Example code for linking

const userKeys = StellarSdk.Keypair.fromSecret(...);

// validator node NODE_SEED
const nodeKeys = StellarSdk.Keypair.fromSecret(...);
const nodeId = nodeKeys.publicKey();

// the
const homeDomain = '...';

const account = await server.loadAccount(userKeys.publicKey());
const tx = new StellarSdk.TransactionBuilder(account,  {fee: 100})
    .addOperation(StellarSdk.Operation.createAccount({
        destination: nodeId,
        startingBalance: '1'
    }))
    .addOperation(StellarSdk.Operation.setOptions({
        source: nodeId,
        homeDomain: homeDomain
    }))
    .setTimeout(0)
    .build();

tx.sign(userKeys);
tx.sign(nodeKeys);

const result = await server.submitTransaction(tx);

Example look-up

MacBook-Pro:~ Johan$ curl https://horizon.stellar.org/accounts/GCGB2S2KGYARPVIA37HYZXVRM2YZUEXA6S33ZU5BUDC6THSB62LZSTYH
{
  ...
  "id": "GCGB2S2KGYARPVIA37HYZXVRM2YZUEXA6S33ZU5BUDC6THSB62LZSTYH",
  ...
  "home_domain": "www.stellar.org",
  ...
}

MacBook-Pro:~ Johan$ curl https://www.stellar.org/.well-known/stellar.toml
...
[[VALIDATORS]]
ALIAS="sdf1"
DISPLAY_NAME="SDF 1"
HOST="core-live-a.stellar.org:11625"
PUBLIC_KEY="GCGB2S2KGYARPVIA37HYZXVRM2YZUEXA6S33ZU5BUDC6THSB62LZSTYH"
HISTORY="http://history.stellar.org/prd/core-live/core_live_001/"

[[VALIDATORS]]
ALIAS="sdf2"
DISPLAY_NAME="SDF 2"
HOST="core-live-b.stellar.org:11625"
PUBLIC_KEY="GCM6QMP3DLRPTAZW2UZPCPX2LF3SXWXKPMP3GKFZBDSF3QZGV2G5QSTK"
HISTORY="http://history.stellar.org/prd/core-live/core_live_002/"

[[VALIDATORS]]
ALIAS="sdf3"
DISPLAY_NAME="SDF 3"
HOST="core-live-c.stellar.org:11625"
PUBLIC_KEY="GABMKJM6I25XI4K7U6XWMULOUQIQ27BCTMLS6BYYSOWKTBUXVRJSXHYQ"
HISTORY="http://history.stellar.org/prd/core-live/core_live_003/"
...

Design Rationale

Federation is well-established as a building block for protocols built on Stellar.
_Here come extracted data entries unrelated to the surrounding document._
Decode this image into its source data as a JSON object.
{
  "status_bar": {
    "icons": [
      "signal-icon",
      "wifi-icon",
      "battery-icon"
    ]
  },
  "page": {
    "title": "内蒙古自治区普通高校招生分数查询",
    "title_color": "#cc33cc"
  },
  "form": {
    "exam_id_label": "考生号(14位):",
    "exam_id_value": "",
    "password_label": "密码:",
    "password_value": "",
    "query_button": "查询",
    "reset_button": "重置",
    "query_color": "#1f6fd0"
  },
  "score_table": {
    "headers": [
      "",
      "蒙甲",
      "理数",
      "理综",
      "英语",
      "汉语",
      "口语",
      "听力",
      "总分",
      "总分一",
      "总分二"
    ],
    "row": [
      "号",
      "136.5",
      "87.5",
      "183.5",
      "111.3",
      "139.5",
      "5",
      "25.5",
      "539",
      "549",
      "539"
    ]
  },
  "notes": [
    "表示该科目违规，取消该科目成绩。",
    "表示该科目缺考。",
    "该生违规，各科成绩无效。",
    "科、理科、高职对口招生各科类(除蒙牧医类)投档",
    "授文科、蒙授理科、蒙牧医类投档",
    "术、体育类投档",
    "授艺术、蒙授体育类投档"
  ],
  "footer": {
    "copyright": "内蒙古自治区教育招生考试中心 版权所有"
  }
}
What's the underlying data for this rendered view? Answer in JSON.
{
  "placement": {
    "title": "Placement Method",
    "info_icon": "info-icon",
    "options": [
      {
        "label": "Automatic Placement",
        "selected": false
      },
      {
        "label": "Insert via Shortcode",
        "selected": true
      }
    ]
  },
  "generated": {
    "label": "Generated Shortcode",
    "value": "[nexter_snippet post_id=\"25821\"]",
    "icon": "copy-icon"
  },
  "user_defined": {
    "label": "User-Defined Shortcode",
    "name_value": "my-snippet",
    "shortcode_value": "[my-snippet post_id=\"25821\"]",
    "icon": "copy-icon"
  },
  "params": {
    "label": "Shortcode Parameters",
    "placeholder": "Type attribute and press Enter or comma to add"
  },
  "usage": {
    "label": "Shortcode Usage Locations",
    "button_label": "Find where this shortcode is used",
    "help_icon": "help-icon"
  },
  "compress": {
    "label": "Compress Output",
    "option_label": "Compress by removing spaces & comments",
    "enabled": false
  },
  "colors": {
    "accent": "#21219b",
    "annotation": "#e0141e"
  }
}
Validator nodes have keypairs and are already using public keys as their identity, so it's not much of a stretch to add accounts into the mix, in order to start using reverse federation as a means of looking up metadata associated with a specific validator node.

Security Concerns

With a validator node account linked to a homedomain stellar.toml file like suggested, we're really relying on the integrity of the stellar.toml file and the server it resides on, making sure it only has write access by authorized users.

Additional security measures that could be taken include signing the stellar.toml file with the validator key(s), and serving in a file next to the stellar.toml file.

Another thing might be to add DKIF2-style protection, and sign the stellar.toml file with a private key unrelated to the validator node(s), and publish the public key in the DNS response.

These are most likely the topic of a SEP by themselves.